Traumatic brain injury results in complex cognitive sequelae. However, clinicians have difficulty implementing the available evidence. An international group of researchers and clinicians (known as INCOG) convened to develop clinical practice guidelines for cognitive rehabilitation posttraumatic brain injury.

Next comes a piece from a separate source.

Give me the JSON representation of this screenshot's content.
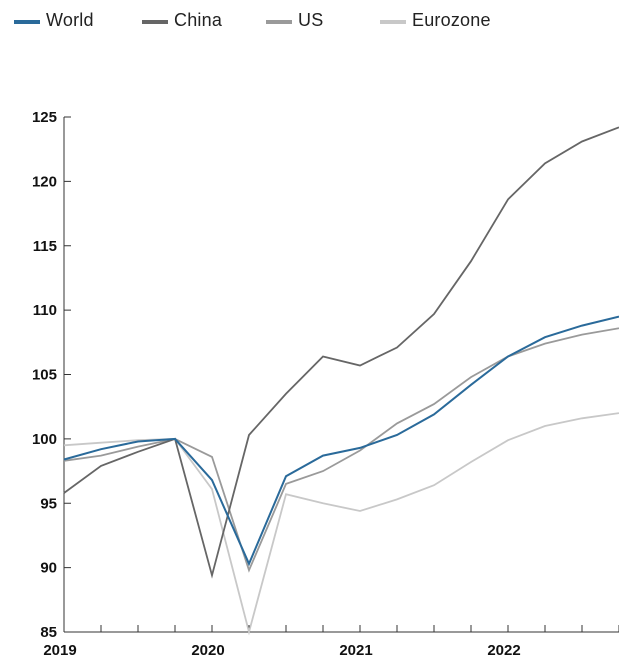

The Guidelines Adaptation and Development cycle was used to derive the recommendations. Previously published cognitive rehabilitation recommendations were identified and tabulated. An expert panel met to select appropriate recommendations. Afterward, the team enhanced the recommendations by reviewing available literature. To address shortfalls of previous guidelines, the team developed decision algorithms incorporating the recommendations based on inclusion and exclusion criteria of published trials and expert opinion. The team then prioritized the recommendations for implementation and developed audit criteria to evaluate adherence to best practice.
The team recommends that individuals have detailed assessments of cognition after resolution of posttraumatic amnesia. Cognitive assessment and rehabilitation should be tailored to the patient's neuropsychological profile, premorbid cognitive characteristics, and goals for life activities and participation. Clinical algorithms and audit tools to evaluate current practice are provided.
Cognitive rehabilitation should be offered to select individuals with traumatic brain injury. These guidelines provide assistance to clinicians who want to provide evidence-based care.
创伤性脑损伤会导致复杂的认知后遗症。然而,临床医生在应用现有证据时存在困难。一个国际研究人员和临床医生小组(称为INCOG)召开会议,制定创伤性脑损伤后认知康复的临床实践指南。
采用指南改编与制定周期来得出建议。识别并列出先前发表的认知康复建议。一个专家小组开会挑选合适的建议。之后,团队通过查阅现有文献强化这些建议。为解决先前指南的不足,团队根据已发表试验的纳入和排除标准以及专家意见,制定了纳入这些建议的决策算法。然后,团队对实施建议进行优先排序,并制定审核标准以评估对最佳实践的遵循情况。
该团队建议,在创伤后遗忘症解决后,对个体进行详细的认知评估。认知评估和康复应根据患者的神经心理学特征、病前认知特点以及生活活动和参与目标进行调整。提供了评估当前实践的临床算法和审核工具。
应为选定的创伤性脑损伤个体提供认知康复。这些指南为希望提供循证护理的临床医生提供了帮助。